When he spoke of this, I imagined Whitney with her Bible open as she was high or depressed or suffering.  Then I thought of myself.

I tend to read my Bible when things are either good, or when I am in need of something.  For some reason, when I fall prey to myself, whether it be addictive behaviors or just selfishness, I set my Bible aside.  I feel too unworthy to pick it up.  I feel like a hypocrite.  After all, how can I love God and want a relationship with him while I am pursuing things that I know are not good for me?  I have gone months without picking up my Bible, a victim to shame and self-condemnation, thinking “when I get it right, I will start reading my Bible again.”

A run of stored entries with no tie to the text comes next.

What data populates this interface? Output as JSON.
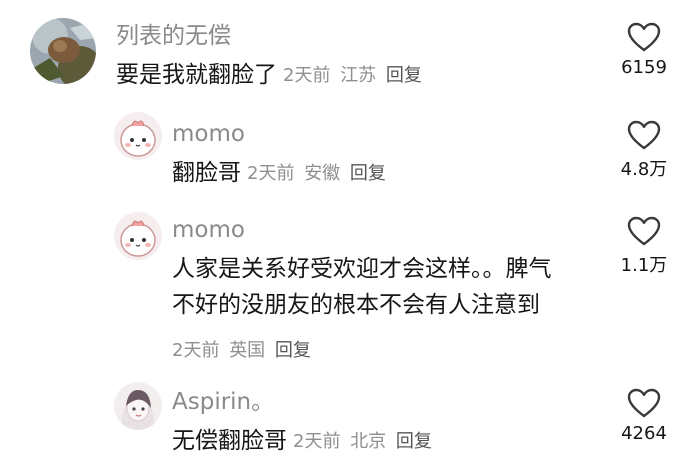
{
  "comments": [
    {
      "username": "列表的无偿",
      "text": "要是我就翻脸了",
      "time": "2天前",
      "location": "江苏",
      "reply": "回复",
      "likes": "6159"
    },
    {
      "username": "momo",
      "text": "翻脸哥",
      "time": "2天前",
      "location": "安徽",
      "reply": "回复",
      "likes": "4.8万"
    },
    {
      "username": "momo",
      "text_line1": "人家是关系好受欢迎才会这样。。脾气",
      "text_line2": "不好的没朋友的根本不会有人注意到",
      "time": "2天前",
      "location": "英国",
      "reply": "回复",
      "likes": "1.1万"
    },
    {
      "username": "Aspirin。",
      "text": "无偿翻脸哥",
      "time": "2天前",
      "location": "北京",
      "reply": "回复",
      "likes": "4264"
    }
  ]
}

I now know that I don’t have to get it right first.  I now know that there is no condemnation for those who love the Lord.  I also know that loving the Lord does not mean I will never stumble, fall, or fall victim to my own selfish desires.  He is with me regardless.

Thank you, Whitney…for opening my eyes.  Thank you for helping me to realize that I do not have to run and hide from God.  His mercy is there for me…always.